Amid rising debt profile, inflation and unemployment, Nigeria, Africa’s biggest economy, has entered its second recession in five years as official figures published on Saturday showed that the economy shrank again in the third quarter of this year.
This year’s recession is the worst in 36 years as data obtained from the World Bank showed that the country’s GDP dropped by 10.92 per cent in 1983 and 1.2 per cent in 1984.
The World Bank said in June that the collapse in crude oil prices, coupled with the COVID-19 pandemic was expected to “plunge the Nigerian economy into a severe recession, the worst since the 1980s”.
The NBS, in its Gross Domestic Product report for Q3, said the GDP, the broadest measure of economic prosperity, fell by 3.62 per cent in the three months up till September.
For the first time in more than three years, the Nigerian economy shrank in Q2 as the GDP fell by 6.10 per cent, compared with a growth of 1.87 per cent in Q1.
Economists consider two consecutive quarters of shrinking GDP as the technical definition of a recession.
“The performance of the economy in Q3 2020 reflected residual effects of the restrictions to movement and economic activity implemented across the country in early Q2 in response to the COVID-19 pandemic,” the NBS said.
It said as the restrictions were lifted, businesses reopened and international travel and trading activities resumed, some economic activities had returned to positive growth.
“A total of 18 economic activities recorded positive growth in Q3 2020, compared to 13 activities in Q2 2020,” it added.
The statistics office said aggregate GDP stood at N39.09tn in nominal terms and N17.82tn in real terms in the period under review.
It said the average daily oil production recorded in Q3 dropped to 1.67 million barrels per day from 2.04 million bpd in the same quarter of 2019 and 1.81 million bpd in Q2 2020.
The oil sector contributed 8.73 per cent to total real GDP in Q3, down from 9.77 per cent and 8.93 per cent respectively recorded in Q3 2019 and Q2 2020.
The contribution of the non-oil sector to the GDP, however, increased to 91.27 in Q3 from 90.23 per cent in Q3 2019 and 91.07 per cent in Q2 2020.
The NBS said in August that the economic decline in Q2 was largely attributable to significantly lower levels of both domestic and international economic activities resulting from nationwide shutdown efforts aimed at containing the COVID-19 pandemic.
It said the contraction in Q2 brought to an end the three-year trend of low but positive real growth rates recorded since the 2016/17 recession.

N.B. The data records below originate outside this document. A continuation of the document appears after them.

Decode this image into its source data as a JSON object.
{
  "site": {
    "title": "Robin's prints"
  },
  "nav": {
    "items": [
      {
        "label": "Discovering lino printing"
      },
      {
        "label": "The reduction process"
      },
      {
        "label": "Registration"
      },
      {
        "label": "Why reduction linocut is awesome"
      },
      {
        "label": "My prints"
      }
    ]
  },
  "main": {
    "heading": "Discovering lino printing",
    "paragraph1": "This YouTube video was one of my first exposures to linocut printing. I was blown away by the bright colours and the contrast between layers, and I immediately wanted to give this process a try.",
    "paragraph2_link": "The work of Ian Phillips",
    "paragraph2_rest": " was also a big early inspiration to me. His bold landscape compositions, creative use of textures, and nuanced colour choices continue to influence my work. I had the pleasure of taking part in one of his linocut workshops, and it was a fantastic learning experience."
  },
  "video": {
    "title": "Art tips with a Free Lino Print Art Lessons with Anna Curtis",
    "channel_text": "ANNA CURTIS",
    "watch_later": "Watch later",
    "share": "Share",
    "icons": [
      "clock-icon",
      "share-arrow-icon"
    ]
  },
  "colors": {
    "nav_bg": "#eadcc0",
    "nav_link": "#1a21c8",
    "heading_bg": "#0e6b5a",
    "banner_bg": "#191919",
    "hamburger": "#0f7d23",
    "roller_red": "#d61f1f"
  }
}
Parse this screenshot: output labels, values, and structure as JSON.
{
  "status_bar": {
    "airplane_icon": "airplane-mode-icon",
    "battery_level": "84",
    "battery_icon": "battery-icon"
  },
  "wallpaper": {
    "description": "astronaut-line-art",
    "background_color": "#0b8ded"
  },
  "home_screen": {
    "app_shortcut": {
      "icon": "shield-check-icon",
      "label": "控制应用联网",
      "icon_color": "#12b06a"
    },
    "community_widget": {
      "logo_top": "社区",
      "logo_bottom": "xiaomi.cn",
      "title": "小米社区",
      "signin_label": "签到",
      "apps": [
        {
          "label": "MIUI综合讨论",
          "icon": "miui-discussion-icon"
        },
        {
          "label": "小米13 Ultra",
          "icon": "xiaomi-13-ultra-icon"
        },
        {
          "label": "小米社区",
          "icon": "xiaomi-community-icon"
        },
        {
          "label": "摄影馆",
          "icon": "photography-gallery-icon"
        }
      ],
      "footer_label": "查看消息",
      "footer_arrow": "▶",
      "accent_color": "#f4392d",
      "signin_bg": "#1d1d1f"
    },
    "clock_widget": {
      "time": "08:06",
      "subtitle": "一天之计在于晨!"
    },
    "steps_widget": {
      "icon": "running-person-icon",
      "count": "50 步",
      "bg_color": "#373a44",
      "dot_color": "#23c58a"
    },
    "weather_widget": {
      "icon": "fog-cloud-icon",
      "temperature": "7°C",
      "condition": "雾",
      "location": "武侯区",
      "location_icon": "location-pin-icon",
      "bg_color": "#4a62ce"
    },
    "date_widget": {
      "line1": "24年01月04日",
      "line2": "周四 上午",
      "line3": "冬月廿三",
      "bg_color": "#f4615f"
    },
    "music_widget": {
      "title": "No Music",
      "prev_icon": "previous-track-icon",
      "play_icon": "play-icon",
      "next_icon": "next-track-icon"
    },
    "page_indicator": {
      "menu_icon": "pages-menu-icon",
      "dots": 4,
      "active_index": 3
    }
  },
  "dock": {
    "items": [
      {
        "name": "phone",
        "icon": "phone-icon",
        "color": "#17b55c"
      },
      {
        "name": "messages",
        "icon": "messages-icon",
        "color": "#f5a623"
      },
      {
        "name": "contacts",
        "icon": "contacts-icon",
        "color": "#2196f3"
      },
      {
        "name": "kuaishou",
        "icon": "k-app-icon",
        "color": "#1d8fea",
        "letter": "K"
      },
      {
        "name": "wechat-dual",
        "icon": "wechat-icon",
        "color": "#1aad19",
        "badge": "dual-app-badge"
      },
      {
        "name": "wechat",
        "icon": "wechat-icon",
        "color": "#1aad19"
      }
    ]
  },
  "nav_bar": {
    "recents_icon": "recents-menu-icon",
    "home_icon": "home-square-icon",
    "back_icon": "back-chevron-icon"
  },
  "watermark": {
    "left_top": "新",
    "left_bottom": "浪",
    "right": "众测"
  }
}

The country has seen its debt, inflation and unemployment levels rise this year – a development many experts have described as worrisome.

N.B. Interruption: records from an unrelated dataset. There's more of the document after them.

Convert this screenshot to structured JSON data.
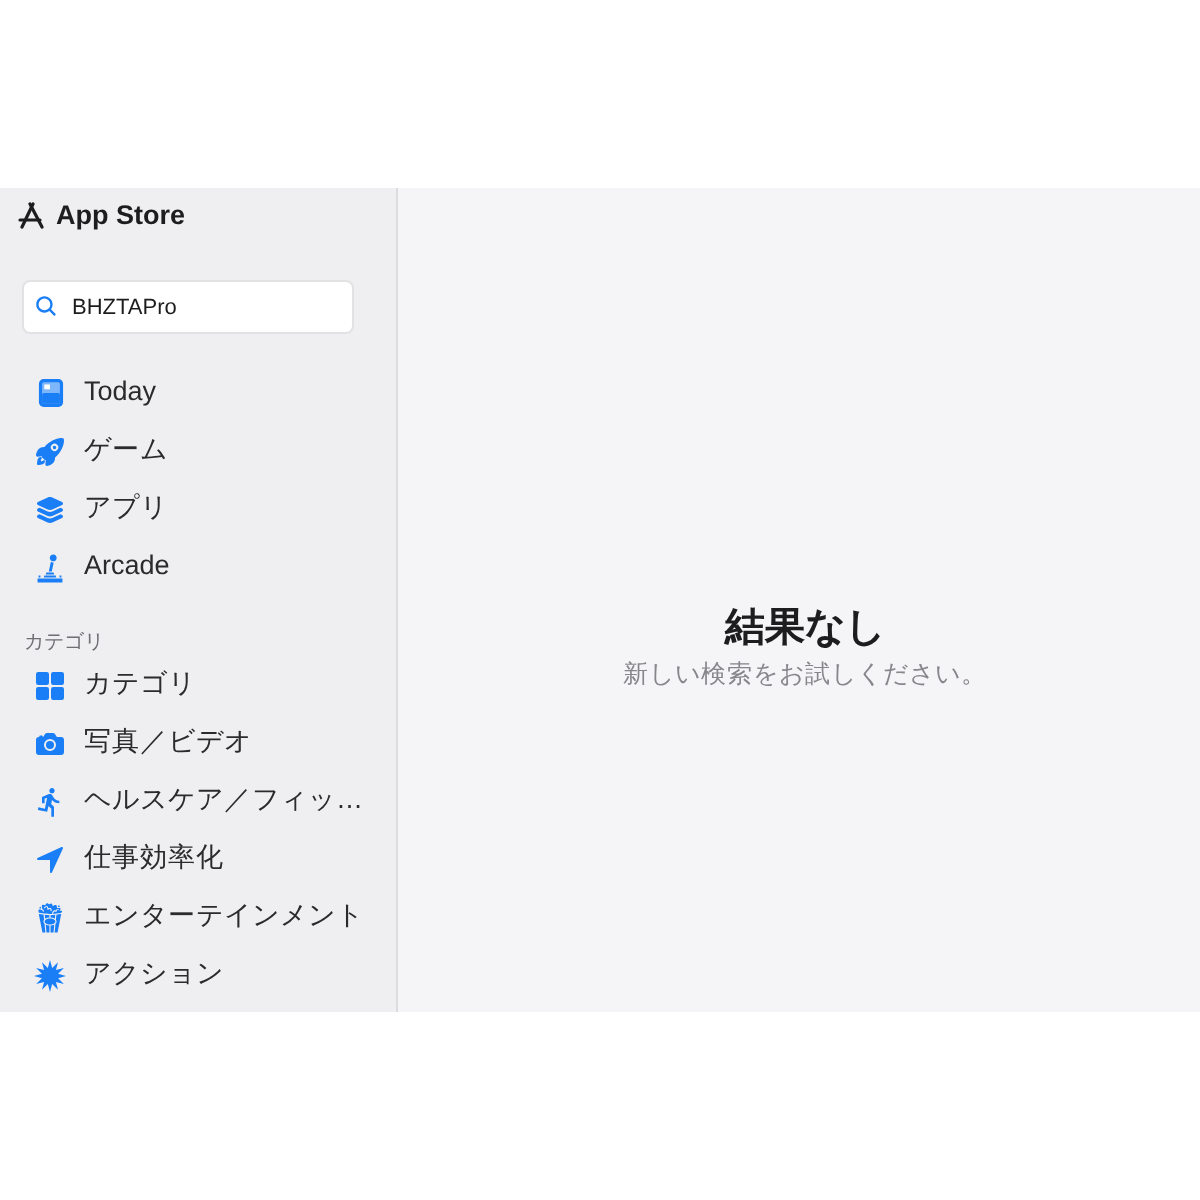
{
  "sidebar": {
    "title": "App Store",
    "search": {
      "value": "BHZTAPro"
    },
    "items": [
      {
        "label": "Today",
        "selected": false
      },
      {
        "label": "ゲーム",
        "selected": false
      },
      {
        "label": "アプリ",
        "selected": false
      },
      {
        "label": "Arcade",
        "selected": false
      }
    ],
    "section": {
      "heading": "カテゴリ",
      "items": [
        {
          "label": "カテゴリ",
          "selected": false
        },
        {
          "label": "写真／ビデオ",
          "selected": false
        },
        {
          "label": "ヘルスケア／フィッ…",
          "selected": false
        },
        {
          "label": "仕事効率化",
          "selected": false
        },
        {
          "label": "エンターテインメント",
          "selected": false
        },
        {
          "label": "アクション",
          "selected": false
        }
      ]
    }
  },
  "main": {
    "title": "結果なし",
    "message": "新しい検索をお試しください。"
  }
}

Total public debt, constituting both the federal and state governments’ external and domestic debt, in the first half of 2020 stood at N31.01tn or 22.3 per cent of GDP, a sizeable increase of 20.6 per cent over its level at the end of June 2019, according to the Central Bank of Nigeria.

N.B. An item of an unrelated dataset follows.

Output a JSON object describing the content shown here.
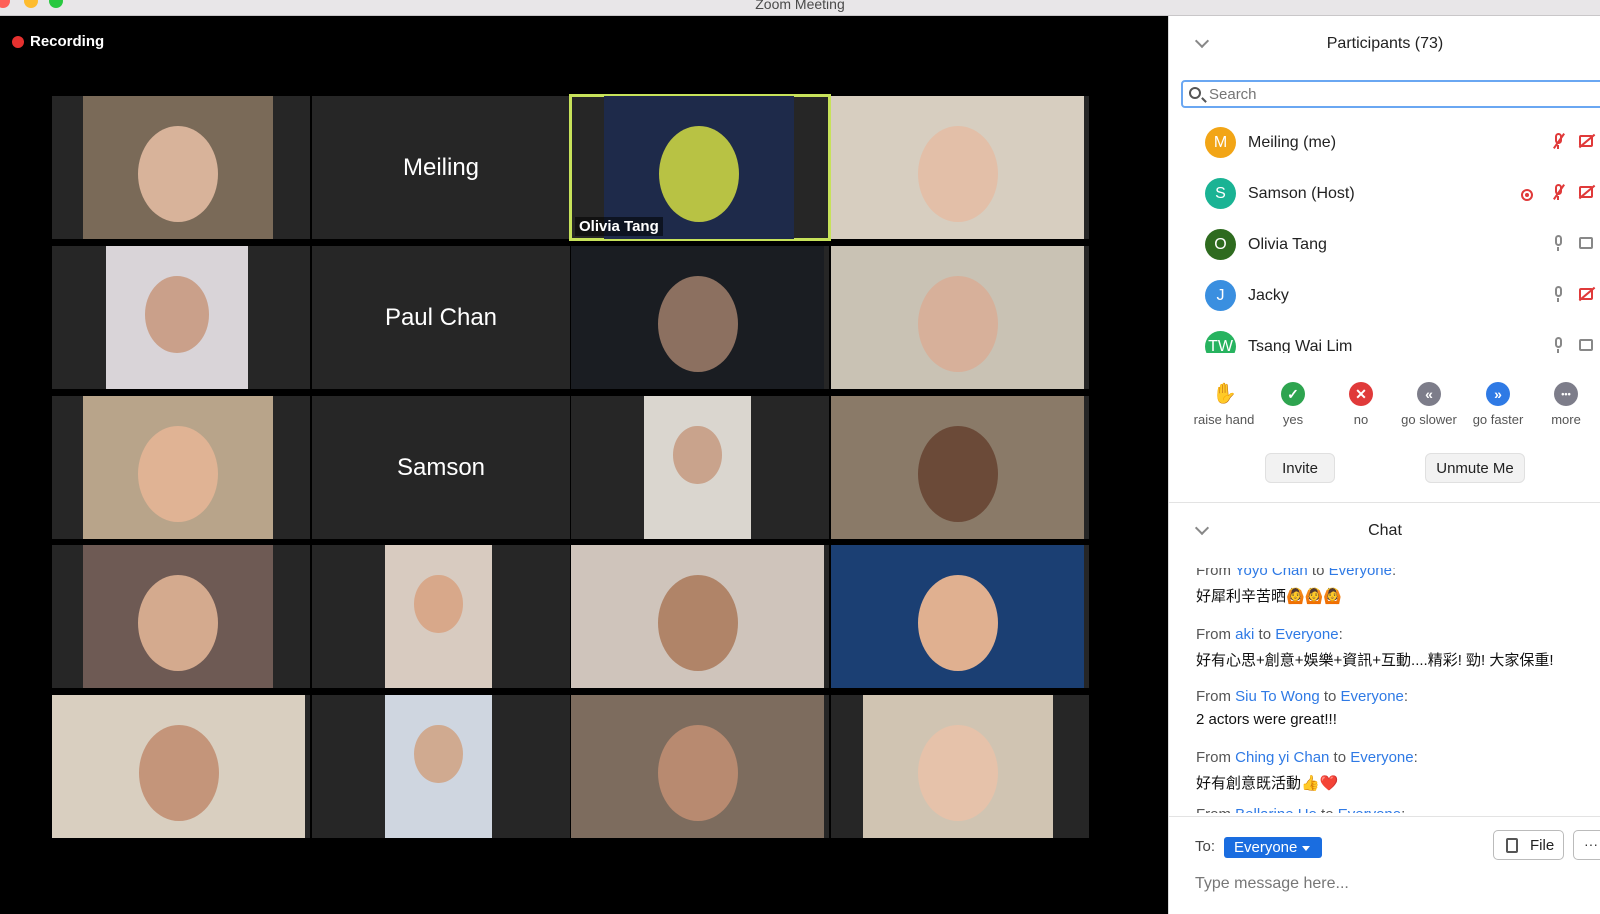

The CBN, in its half-year 2020 economic report, said total public debt outstanding was driven by rising fiscal deficits and associated borrowings, induced by low revenue inflow in the face of relatively high expenditure.
It said the rising cost of debt service underscored “a precarious liquidity position that could impair the government’s fiscal space, as well as its growth objectives”.
Inflation rate in the country jumped to 14.23 per cent in October from 13.71 per cent in September, according to the NBS.
Analysts at Financial Derivatives Company Limited, led by Mr Bismarck Rewane, said the policy of restricting imports despite numerous impediments to local supply would remain a major driving factor for rising inflation in the coming months.
“The unrelenting rise in inflation coupled with a deeper contraction in Q3 GDP will make the outcome of the MPC (Monetary Policy Committee) meeting a tough call,” they said in their latest monthly economic update.
The MPC of the CBN will hold its next meeting on Monday and Tuesday.
The bureau said in August that unemployment rate rose to 27.1 per cent in Q2 2020 from the 23.1 per cent recorded in Q3 2018, while underemployment rate increased to 28.6 per cent from 20.1 per cent.
Last week, the Chairman of the Presidential Economic Advisory Council, Prof Doyin Salami, described the country’s economic challenge as “a very significant and potentially severe one, saying 19 million jobs needed to be created yearly to solve the unemployment problem.”
The Nigerian economy, which emerged from its first recession in 25 years in Q2 2017 when it posted a 0.7 per cent growth, had continued its slow recovery since then but the COVID-19 crisis made things worse.
In 2016, the economy slipped into recession in Q2 as the GDP shrank by 2.1 per cent after falling by 0.4 per cent in Q1 on the back of the steep fall in global crude oil prices and the country’s production volumes. – Punch.